Most of the weaknesses are those inherent in studies utilizing administrative databases. Most importantly, pertinent clinical information, including the severity or the duration of the symptoms, cannot be determined from the administrative data. Consequently, the actual operative indications cannot be acquired and we can only speculate on the changes in time or the differences between regions. Furthermore, data on possible confounders, such as socioeconomic, educational, or smoking backgrounds of the patients is lacking.

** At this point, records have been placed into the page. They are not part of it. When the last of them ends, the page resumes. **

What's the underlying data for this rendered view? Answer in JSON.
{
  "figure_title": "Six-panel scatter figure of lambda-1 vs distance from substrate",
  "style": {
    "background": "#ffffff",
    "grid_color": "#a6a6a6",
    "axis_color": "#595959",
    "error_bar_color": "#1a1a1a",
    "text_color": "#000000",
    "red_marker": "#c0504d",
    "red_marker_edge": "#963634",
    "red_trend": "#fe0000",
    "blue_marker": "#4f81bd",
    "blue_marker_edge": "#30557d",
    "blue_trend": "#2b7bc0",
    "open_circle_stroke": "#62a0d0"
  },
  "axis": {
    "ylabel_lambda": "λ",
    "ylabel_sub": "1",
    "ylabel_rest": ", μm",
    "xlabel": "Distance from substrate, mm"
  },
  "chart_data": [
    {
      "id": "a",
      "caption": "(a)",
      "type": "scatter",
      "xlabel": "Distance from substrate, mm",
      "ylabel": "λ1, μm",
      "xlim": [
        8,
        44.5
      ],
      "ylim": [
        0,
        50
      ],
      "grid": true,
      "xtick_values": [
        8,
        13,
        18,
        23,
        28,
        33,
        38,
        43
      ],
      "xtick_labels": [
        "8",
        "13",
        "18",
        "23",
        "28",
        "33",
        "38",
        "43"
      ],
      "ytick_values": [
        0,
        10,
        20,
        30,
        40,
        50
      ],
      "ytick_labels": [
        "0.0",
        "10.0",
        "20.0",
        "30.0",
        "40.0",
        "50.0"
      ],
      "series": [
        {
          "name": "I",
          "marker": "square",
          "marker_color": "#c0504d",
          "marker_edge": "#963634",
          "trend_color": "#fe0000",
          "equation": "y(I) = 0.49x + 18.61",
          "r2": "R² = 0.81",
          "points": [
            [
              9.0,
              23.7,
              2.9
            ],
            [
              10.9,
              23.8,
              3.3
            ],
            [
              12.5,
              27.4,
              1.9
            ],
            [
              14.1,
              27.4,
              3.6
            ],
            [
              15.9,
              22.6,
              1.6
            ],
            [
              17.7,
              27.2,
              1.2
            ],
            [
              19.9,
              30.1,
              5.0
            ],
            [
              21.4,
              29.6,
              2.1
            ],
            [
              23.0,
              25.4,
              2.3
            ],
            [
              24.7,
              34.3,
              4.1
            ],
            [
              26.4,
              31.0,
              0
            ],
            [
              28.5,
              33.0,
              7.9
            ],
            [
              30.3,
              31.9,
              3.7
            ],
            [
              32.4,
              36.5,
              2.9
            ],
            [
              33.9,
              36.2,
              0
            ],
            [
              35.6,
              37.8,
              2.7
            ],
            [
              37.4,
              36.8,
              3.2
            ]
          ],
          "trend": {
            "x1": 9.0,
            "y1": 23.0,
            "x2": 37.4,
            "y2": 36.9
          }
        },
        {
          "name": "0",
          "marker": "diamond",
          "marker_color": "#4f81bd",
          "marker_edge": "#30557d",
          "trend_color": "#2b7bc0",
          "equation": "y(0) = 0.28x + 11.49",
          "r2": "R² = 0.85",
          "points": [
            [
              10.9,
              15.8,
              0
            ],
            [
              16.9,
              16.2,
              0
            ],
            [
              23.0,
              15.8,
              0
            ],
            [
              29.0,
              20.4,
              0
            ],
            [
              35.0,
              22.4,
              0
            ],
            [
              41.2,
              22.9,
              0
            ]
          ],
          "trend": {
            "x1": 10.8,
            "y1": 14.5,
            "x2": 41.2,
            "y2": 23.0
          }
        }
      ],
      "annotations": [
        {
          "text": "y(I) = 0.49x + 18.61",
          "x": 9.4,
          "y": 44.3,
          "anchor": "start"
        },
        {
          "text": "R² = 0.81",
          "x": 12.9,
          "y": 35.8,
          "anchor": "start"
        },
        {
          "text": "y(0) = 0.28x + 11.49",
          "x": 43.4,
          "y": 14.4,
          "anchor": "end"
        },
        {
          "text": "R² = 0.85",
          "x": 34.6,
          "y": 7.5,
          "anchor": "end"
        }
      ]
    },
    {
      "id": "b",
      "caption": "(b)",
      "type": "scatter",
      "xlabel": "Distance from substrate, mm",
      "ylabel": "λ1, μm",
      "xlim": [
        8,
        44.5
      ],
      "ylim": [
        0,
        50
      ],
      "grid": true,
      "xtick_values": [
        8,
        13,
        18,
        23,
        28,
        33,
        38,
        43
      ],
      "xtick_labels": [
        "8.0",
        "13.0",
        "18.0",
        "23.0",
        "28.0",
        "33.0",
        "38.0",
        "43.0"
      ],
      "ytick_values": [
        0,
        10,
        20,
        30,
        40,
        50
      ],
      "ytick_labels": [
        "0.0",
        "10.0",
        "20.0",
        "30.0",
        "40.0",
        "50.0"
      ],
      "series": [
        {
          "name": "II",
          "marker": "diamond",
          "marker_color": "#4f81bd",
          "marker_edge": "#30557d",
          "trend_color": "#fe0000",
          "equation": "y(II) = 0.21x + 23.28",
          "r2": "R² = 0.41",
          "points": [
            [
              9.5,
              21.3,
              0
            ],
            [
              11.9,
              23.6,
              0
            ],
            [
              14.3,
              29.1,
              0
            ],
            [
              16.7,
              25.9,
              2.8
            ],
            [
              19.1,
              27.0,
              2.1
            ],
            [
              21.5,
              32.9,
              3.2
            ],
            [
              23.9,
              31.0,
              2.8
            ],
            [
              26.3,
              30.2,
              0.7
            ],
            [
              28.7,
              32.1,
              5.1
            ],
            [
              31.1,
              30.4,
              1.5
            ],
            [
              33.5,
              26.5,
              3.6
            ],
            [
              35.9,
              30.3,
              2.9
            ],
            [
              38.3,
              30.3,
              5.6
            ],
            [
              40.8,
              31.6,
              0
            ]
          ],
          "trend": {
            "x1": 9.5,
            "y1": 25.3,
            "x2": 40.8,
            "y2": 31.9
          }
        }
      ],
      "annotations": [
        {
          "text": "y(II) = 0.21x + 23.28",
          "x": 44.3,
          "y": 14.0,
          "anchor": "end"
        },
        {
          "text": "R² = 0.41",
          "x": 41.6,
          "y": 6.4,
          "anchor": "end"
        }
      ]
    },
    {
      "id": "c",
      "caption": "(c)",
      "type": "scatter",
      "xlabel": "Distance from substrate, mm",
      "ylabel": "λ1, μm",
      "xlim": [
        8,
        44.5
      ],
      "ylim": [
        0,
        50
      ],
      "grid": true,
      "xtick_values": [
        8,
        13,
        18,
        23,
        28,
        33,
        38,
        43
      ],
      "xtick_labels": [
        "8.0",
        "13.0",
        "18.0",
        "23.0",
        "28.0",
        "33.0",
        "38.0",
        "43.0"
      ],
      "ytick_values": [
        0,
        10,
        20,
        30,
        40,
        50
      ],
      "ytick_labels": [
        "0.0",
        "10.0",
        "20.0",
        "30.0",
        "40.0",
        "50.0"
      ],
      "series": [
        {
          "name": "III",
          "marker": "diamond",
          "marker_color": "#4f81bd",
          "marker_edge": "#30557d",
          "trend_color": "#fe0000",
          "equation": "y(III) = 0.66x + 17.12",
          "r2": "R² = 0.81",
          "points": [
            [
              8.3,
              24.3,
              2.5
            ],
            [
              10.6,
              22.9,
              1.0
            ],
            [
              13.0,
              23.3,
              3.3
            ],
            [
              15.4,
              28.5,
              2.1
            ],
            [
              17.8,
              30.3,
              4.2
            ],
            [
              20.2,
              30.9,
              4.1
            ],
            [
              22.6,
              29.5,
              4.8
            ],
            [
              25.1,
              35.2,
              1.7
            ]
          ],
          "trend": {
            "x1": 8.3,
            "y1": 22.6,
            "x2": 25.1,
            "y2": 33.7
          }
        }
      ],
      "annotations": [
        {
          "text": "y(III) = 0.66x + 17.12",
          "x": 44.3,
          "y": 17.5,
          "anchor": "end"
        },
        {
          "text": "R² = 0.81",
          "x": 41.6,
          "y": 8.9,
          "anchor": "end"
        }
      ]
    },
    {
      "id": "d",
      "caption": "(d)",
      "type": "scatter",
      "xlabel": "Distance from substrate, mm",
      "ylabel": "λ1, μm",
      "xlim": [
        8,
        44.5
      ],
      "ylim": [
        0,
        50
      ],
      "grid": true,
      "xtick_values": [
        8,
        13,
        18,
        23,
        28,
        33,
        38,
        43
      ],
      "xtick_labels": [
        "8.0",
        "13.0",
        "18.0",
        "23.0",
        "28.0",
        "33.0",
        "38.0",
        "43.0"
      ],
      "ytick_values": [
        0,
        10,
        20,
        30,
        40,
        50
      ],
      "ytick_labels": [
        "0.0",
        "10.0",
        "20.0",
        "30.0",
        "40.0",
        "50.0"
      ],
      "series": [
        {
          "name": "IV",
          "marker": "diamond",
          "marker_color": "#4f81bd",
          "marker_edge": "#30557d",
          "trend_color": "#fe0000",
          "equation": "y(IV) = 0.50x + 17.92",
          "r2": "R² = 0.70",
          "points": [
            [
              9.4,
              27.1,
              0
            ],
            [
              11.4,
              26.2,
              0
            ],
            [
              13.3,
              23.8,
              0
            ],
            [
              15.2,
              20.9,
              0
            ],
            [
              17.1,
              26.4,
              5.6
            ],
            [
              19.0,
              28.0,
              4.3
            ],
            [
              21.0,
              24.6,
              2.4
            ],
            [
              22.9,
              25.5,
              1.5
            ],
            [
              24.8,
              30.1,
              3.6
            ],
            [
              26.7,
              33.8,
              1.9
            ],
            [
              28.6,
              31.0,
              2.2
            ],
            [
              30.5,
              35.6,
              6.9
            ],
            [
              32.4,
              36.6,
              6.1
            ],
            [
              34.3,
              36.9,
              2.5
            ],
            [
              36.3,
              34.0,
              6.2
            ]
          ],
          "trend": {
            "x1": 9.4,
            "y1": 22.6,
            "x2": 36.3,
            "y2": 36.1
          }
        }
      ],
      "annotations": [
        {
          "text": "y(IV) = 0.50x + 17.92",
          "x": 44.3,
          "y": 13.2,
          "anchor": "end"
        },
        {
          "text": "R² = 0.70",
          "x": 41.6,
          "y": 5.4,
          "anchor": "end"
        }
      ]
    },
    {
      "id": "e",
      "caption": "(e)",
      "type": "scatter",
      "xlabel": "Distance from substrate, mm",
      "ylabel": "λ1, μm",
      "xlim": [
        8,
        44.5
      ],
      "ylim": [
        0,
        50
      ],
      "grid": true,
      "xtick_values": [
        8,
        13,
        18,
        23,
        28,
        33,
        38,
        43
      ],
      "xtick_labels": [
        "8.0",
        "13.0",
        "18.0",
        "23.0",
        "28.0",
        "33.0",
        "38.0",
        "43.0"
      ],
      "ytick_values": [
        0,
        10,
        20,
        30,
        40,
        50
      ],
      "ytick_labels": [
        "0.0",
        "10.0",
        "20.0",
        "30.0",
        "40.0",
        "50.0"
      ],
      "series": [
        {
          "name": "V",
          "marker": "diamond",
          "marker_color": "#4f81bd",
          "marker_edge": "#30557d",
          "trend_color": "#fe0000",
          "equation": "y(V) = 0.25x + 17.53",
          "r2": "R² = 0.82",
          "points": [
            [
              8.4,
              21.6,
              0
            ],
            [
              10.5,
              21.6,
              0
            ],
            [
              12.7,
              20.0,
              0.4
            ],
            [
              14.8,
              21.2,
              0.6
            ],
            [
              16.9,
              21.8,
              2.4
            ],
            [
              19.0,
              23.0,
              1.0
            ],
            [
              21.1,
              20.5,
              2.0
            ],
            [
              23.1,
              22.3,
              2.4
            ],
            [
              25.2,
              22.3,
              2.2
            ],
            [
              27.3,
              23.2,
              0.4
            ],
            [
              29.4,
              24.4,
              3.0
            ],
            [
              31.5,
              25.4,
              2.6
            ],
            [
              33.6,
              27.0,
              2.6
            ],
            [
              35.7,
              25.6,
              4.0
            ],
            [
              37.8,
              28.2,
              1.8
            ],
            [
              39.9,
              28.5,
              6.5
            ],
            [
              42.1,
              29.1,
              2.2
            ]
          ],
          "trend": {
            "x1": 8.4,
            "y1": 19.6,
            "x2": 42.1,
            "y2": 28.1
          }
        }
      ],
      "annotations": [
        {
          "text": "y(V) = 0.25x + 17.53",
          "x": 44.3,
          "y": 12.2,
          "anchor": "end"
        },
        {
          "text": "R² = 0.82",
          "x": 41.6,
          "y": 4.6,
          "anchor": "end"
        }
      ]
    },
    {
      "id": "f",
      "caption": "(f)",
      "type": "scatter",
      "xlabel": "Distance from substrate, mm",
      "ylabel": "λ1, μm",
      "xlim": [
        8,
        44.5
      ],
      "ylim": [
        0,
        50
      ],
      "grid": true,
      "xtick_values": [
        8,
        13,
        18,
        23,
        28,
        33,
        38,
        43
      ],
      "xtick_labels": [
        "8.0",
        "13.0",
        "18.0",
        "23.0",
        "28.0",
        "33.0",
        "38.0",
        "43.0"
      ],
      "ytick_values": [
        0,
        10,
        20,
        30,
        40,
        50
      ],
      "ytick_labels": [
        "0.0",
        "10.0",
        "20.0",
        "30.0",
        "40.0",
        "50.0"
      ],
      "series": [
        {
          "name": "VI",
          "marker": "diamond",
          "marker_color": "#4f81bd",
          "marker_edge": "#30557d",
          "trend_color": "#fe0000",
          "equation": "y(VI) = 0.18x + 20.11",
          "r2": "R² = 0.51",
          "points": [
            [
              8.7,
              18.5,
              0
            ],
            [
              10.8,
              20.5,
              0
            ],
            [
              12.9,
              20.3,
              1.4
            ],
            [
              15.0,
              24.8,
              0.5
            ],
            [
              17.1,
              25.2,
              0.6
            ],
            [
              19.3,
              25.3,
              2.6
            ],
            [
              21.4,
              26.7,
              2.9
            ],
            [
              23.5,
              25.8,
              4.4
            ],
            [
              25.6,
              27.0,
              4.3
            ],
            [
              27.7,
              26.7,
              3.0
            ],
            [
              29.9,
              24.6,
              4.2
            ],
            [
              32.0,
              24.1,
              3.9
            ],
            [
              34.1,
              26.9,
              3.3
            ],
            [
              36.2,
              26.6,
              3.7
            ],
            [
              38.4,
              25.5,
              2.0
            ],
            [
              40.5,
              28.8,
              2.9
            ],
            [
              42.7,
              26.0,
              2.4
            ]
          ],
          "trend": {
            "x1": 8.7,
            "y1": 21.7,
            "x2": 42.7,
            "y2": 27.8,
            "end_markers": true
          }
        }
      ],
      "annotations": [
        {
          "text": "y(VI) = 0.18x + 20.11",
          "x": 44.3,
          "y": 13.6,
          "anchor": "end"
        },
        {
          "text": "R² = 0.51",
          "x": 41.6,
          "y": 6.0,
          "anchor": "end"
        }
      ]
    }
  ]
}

A combination of the procedure and the diagnostic codes for the inclusion of the patients in the database was used to amend the possible non-systematic coding errors, and patients were excluded if the operative and the diagnostic codes could not be matched (603 operations). However, 688 patients had diagnostic codes classified as SCS and an operative code for foraminotomy (ABC30). These were mostly from one hospital at the beginning of the study period and exceeded the number of patients with the diagnosis code for FS (M47.2). These cases were classified as SCS. Further, the code for lumbar spinal stenosis (M48.0) has been traditionally used in some hospitals for cervical SCS (1156 operated patients with the IDC-10 code M48.0 were identified) and was included in the diagnostic criteria. Other systematic differences in the use of the ICD-10 codes between the university hospitals may also exist. Differences may be suspected especially in the coding for FS and SCS, which may have caused the national incidence of surgery for FS to be lower and for SCS higher than the actual incidence. The coding practices seem to have remained unchanged; the trends are likely to be more reliable than the distribution of the diagnoses.

Generalizability

Every primary operation performed in Finland over the study period was included, with presumably low selection bias. The prevalence of DCSD may be different between different populations, as differences in the incidence of radiculopathy [33] and the operative rates between different ethnic groups [1, 10] have been found. These results represent trends that are independent of change in the population age or sex distribution as well as the surgeon’s income or the insurance coverage.

Conclusions

The age- and sex-adjusted rate of surgery for degenerative diseases of the cervical spine has increased from 20.7 to 36.5 operations per 100,000 people aged 18 or older in Finland between 1999 and 2013 and plateaued thereafter at slightly over 30 operations/100,000 people annually. The incidence is approximately half of the estimated incidences found in the US, which may be assumed to be explained somewhat by the differences in the frequency of operations for axial neck pain. During the last 5 years, the incidence of surgery for radiculopathy reached the mean of 24.4 operations/100,000 people, while the mean operation incidence for DCM was 7.6 operations/100,000 people. Of the specific diagnostic groups, the age- and sex-adjusted rate of surgery for both cervical disc protrusion and spinal canal stenosis increased moderately, both of them fairly clearly defined conditions based on the symptoms and the radiological findings. However, the rate of surgery for foraminal stenosis, a more chronic and ambiguous entity with less clear benefit from surgery, increased by nearly 140%, from 5.2 to 12.4 operations per 100,000 people, and exceeded the rate of surgery for both DP and SCS by over twofold. This is likely due to a change in the operative indications and perhaps the patient expectations. Surgery for rheumatoid AAS has almost disappeared, likely due to the effect of the immunomodulatory drugs. There are vast regional differences in the rates of surgery in Finland, reflecting the lack of convincing scientific evidence and consequently of clear guidelines for surgical indications and techniques.